Le pre­mier sen­ti­ment qui vient en ter­mi­nant ce recueil est une cer­ti­tude, celle de lire un poète dont les chemins de la voix sont en train de se con­stru­ire. Une voix jeune, pleine de cet élan qui con­duira à affirmer une poésie. Long, long chemin qui se fab­rique en chem­i­nant. La poésie est une aven­ture et à l’évidence Mabille avance au cœur de ses ter­ri­toires, con­ti­nents incon­nus. Il se rac­croche sans doute, et c’est notre deux­ième sen­ti­ment, à des hori­zons con­nus. On pense à d’autres poètes habitués de la Blanche Gal­li­mard, Bon­nefoy par exem­ple, dans le ton et la sobriété des images. Plus générale­ment à toute la tra­di­tion de la poésie énon­cée devant l’aimée. Entre Joie et Douleur. Il y a quelque chose ici de l’amour majus­cule, celui que l’on croise chez Jean de La Croix.

Cela donne une sorte de sen­ti­ment « clas­sique », « Gal­li­mard ». Mais ce n’est pas une cri­tique, au con­traire.
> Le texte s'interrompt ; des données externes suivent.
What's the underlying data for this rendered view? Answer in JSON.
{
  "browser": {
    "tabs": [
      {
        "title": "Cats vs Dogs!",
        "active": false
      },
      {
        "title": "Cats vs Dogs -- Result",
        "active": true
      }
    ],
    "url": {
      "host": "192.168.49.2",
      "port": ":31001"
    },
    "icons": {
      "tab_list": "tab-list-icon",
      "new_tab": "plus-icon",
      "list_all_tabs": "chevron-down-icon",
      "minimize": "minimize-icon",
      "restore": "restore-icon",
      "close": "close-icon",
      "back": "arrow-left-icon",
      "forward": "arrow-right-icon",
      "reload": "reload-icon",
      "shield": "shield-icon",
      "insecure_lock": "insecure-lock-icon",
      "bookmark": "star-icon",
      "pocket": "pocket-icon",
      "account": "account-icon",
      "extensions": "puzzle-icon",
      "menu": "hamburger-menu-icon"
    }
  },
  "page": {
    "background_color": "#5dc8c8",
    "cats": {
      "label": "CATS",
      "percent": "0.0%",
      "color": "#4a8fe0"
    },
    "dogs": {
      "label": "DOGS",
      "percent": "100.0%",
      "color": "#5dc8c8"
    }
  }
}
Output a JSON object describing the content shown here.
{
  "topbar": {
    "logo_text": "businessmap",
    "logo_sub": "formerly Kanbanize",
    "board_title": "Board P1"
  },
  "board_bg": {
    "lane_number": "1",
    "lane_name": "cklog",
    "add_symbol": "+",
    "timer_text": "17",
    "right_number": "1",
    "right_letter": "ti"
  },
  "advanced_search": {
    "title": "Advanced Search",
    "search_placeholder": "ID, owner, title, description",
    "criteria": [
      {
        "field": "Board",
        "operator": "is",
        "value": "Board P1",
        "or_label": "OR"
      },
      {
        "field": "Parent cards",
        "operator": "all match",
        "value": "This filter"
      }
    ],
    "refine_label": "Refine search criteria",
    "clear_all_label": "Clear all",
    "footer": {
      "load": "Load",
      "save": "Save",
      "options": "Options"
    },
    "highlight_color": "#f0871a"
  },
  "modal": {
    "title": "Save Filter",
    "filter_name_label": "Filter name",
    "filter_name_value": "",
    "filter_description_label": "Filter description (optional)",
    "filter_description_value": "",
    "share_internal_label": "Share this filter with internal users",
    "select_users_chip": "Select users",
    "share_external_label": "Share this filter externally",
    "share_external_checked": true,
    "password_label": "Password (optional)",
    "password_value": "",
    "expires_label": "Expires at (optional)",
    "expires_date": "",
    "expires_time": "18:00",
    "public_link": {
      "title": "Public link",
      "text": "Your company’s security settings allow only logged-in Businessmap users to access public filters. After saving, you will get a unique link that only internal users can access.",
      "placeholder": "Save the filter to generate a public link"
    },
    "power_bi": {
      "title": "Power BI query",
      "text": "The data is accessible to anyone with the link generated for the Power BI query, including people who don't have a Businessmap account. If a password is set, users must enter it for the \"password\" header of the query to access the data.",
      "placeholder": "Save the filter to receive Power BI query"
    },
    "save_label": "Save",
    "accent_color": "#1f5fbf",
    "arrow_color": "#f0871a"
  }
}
À celle qui s’avance est à sa place, et ce n’est pas rien. 

Que cha­cun en juge à la lecture :

La voici qui s’allonge et se cabre
plus nue encore qu’une amoureuse
plus échevelée aussi
et d’une peau si claire
qu’on la dirait lactée
toute nim­bée d’étoiles.

Plus loin :
 

Peut-être auri­ons-nous pu
tout simplement
habiter la beauté du jour
et nous laiss­er aller
à la caresse du vent

mais nous n’avons su
que brandir le poing
et lancer des pierres
en direc­tion du soleil.

Ou encore :

Comme l’étoile
qui met le temps de la lumière
pour apparaître
n’est-on pas déjà né
avant de naître

il faut longtemps scruter la nuit
pour qu’à nos yeux se dévoile
ce qui n’était au fond
qu’une ombre en puissance.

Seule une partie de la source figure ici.